Пушкин первым пересмотрел свой взгляд на «Историю». В 1826 году он высказал новое и глубокое суждение об этом сочинении и попытался объяснить, как отрицание передовой Россией политической концепции Карамзина привело к недооценке всего действительно огромного содержания многотомного труда честного писателя. Сочинение Карамзина, по Пушкину, было новым открытием для всех читателей. «Древняя Россия, казалось, найдена Карамзиным, как Америка – Коломбом. Несколько времени ни о чем ином не говорили». Но, с горечью свидетельствует Пушкин, несмотря на такую популярность «Истории», «у нас никто не в состояньи исследовать огромное создание Карамзина – зато никто не сказал спасибо человеку, уединившемуся в ученый кабинет во время самых лестных успехов и посвятившему целых 12 лет жизни безмолвным и неутомимым трудам… Молодые якобинцы негодовали; несколько отдельных размышлений в пользу самодержавия, красноречиво опровергнутые верным рассказом событий, казались им верхом варварства и унижения. Они забывали, что Карамзин печатал «Историю» свою в России; что государь, освободив его от цензуры, сим знаком доверенности некоторым образом налагал на Карамзина обязанность всевозможной скромности и умеренности. Он рассказывал со всею верностью историка, он везде ссылался на источники – чего же более требовать было от него? Повторяю, что «История государства Российского» есть не только создание великого писателя, но и подвиг честного человека» (А. С. Пушкин. Полное собр. соч. в 10 томах, т. VIII. М.-Л., изд-во АН СССР, 1949, стр. 67-68.). Упрек Пушкина, что «огромное создание» Карамзина не исследовано, звучит современно и обращен прежде всего к историкам литературы.

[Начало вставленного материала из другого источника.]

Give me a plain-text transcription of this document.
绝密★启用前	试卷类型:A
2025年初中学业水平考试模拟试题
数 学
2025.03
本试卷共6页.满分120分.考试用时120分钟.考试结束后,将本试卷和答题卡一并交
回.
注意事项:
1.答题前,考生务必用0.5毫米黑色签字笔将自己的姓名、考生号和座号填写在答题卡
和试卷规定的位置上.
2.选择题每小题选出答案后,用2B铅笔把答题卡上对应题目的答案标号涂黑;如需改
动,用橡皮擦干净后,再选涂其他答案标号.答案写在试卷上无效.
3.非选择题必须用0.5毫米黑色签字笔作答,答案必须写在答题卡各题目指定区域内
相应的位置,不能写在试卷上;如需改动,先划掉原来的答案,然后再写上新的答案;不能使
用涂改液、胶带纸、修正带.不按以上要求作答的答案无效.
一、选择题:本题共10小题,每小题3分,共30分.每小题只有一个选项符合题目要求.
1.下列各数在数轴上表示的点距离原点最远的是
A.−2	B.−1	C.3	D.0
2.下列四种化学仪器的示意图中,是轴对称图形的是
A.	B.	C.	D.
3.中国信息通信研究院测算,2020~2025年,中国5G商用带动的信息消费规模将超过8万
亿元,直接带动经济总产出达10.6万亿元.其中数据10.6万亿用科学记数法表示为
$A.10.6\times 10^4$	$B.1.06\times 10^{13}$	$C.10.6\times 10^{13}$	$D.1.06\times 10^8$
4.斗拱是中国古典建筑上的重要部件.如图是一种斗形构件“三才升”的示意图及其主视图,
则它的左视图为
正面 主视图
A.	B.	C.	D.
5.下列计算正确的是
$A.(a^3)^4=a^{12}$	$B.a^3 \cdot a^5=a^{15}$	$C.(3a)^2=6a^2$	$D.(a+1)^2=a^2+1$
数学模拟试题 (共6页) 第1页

«Русское самодержавие, – признают современные историки, – некогда сыгравшее прогрессивную роль в историческом процессе, способствовавшее объединению основной государственной территории России и сплочению в единое государственное целое разрозненных русских феодальных земель, а позже выступившее в лице Петра I инициатором важных государственных реформ, к изучаемому нами времени (царствование Александра I. – Г. М.) уже давно потеряло свою прогрессивную историческую силу» (История СССР, т. II Под ред. М. В. Нечкиной. М., Госполитиздат, 1949, стр. 42.). Принципиальной и непоправимой ошибкой Карамзина и было абсолютизирование этой относительно прогрессивной роли самодержавия. Ему казалось, что история России подтверждает концепцию просветителей, и если когда-то самодержавие было прогрессивным, то его следует сохранить и впредь. Но Карамзин не просто хотел еще раз повторить то, о чем он уже писал неоднократно. Его «История» должна была учить сограждан и царя.

«Простого гражданина», по мнению Карамзина, понимание опыта истории «мирит… с несовершенством видимого порядка вещей, как с обыкновенным явлением во всех веках» (H. M. Карамзин. История государства Российского, т. I. СПб., 1818, стр. IX.). Отрицая революционный путь, не доверяя творческой энергии народа, Карамзин, естественно, подчеркивал, что гражданин из истории поймет, что все нужное для развития России и для его частного блага исходит из рук монарха. Но история должна учить и царей. «Правители и законодатели, – пишет он, – действуют по указаниям истории и смотрят на ее листы, как мореплаватели на чертежи морей». На примерах правления русских монархов Карамзин хотел учить царствовать. Признавая право монарха «обуздывать» «мятежные страсти», он подчеркивает, что это обуздание должно осуществляться во имя учреждения такого порядка, где можно было бы «согласить выгоды людей и даровать им всевозможное на земле счастие» (Там же.). Урок царю приобретал остро политический, злободневный характер, когда на многочисленных примерах Карамзин показывал, как легко, просто, и, главное, часто русские самодержцы отступали от своих высоких обязательств, как они становились самовластными правителями, предавая интересы отечества и сограждан, как на долгие годы в России утверждался кровавый режим деспотизма. Девятый и десятый томы – пример такого остро злободневного политического урока, который воспринимался читателями, в силу объективного содержания собранных писателем фактов, вне зависимости от общей монархической концепции всего сочинения.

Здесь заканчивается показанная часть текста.